Alex fished out a folder labeled death certificate.

Dorothy’s eyes followed him.

“So I guess believing Diane did this to herself is kinda like believing in the magic bullet that killed Kennedy,” Alex said.

“On the whole,” she said, “the case does look like a suicide.” She paused and Alex looked up at her. “But you’re right, there’s certainly room for… doubt.”

He continued watching her, still not satisfied.

“Look,” she said, her eyes narrowing. “Everyone involved, including the sheriff—hell, especially the sheriff—wanted things to be neat and tidy. I guess at the time and under the circumstances, I just wasn’t ready to dig deeper.” She looked up at him sheepishly. “It was a mistake, I admit that now, and it’s haunted me ever since.” She turned away, and her voice took on a different tone. “Alex, I don’t need to explain myself to you.”

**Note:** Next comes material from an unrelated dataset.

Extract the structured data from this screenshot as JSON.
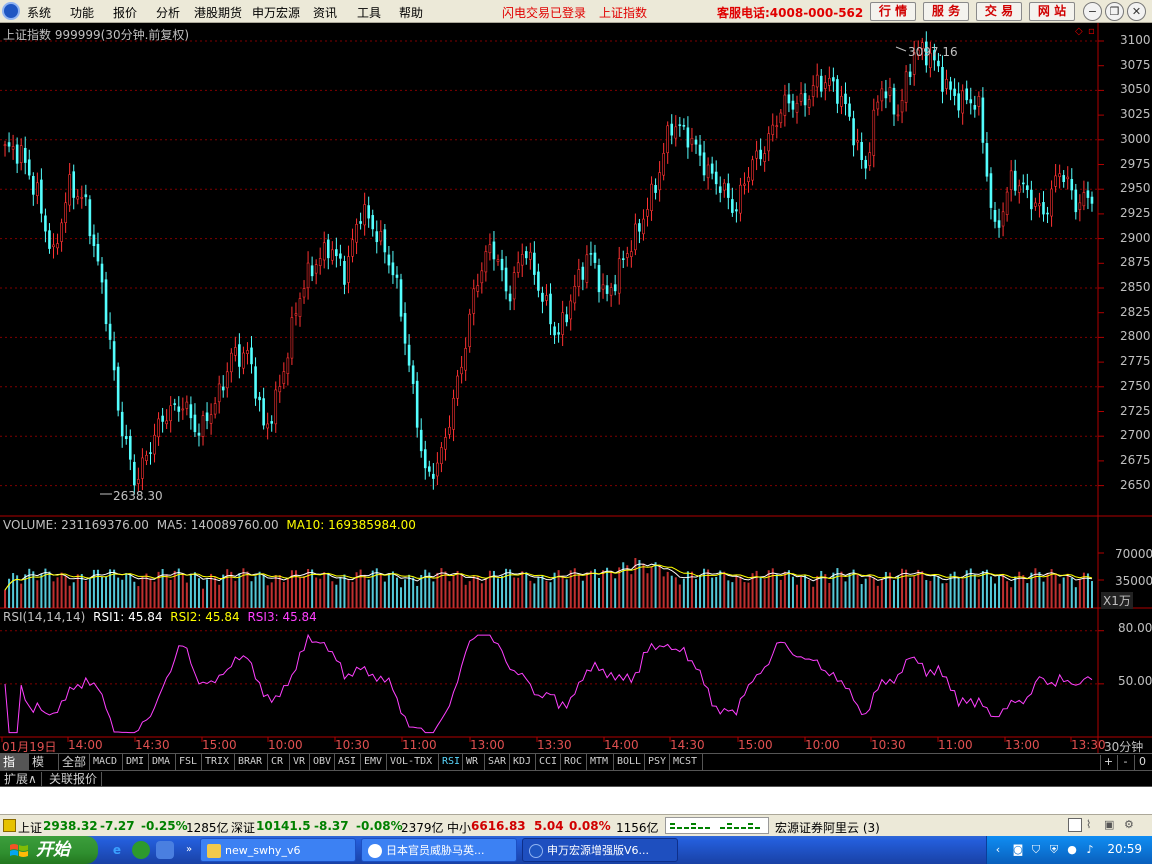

“No. No, you don’t.” She was right. He knew of the affair. Hell, everyone did. It had been a long time in the making and had begun shortly before Diane’s death. For a brief moment, a horrible thought crossed his mind. What if Dorothy and Sheriff Crow were both in on it? Maybe he had been watching too much reality TV, although he had to admit it would have been the perfect crime. One of the most powerful men in town, partnered with the only other person who could expose his crime. He swept away the idea. But the thought had left him with a startling realization. If somehow Diane didn’t do this to herself, then the one who did was still out there.

Alex stood, shaky at first, but trying hard not to show it. Dorothy walked him out to his cruiser and into a blinding burst of mid-afternoon sun. She held her clipboard up over her eyes.

“Alex, don’t let Sheriff Crow know what you’re up to.”

He gave her a puzzled look.

“He still doesn’t accept that her passing was anything but a suicide,” she said.

“I might not accept it either if I was the sheriff and my wife was murdered.”

“Just remember,” she said, crossing her arms emphatically, “no matter how much you respect him, no matter how much you look up to him, he’ll never be your friend on this one. You’re alone.”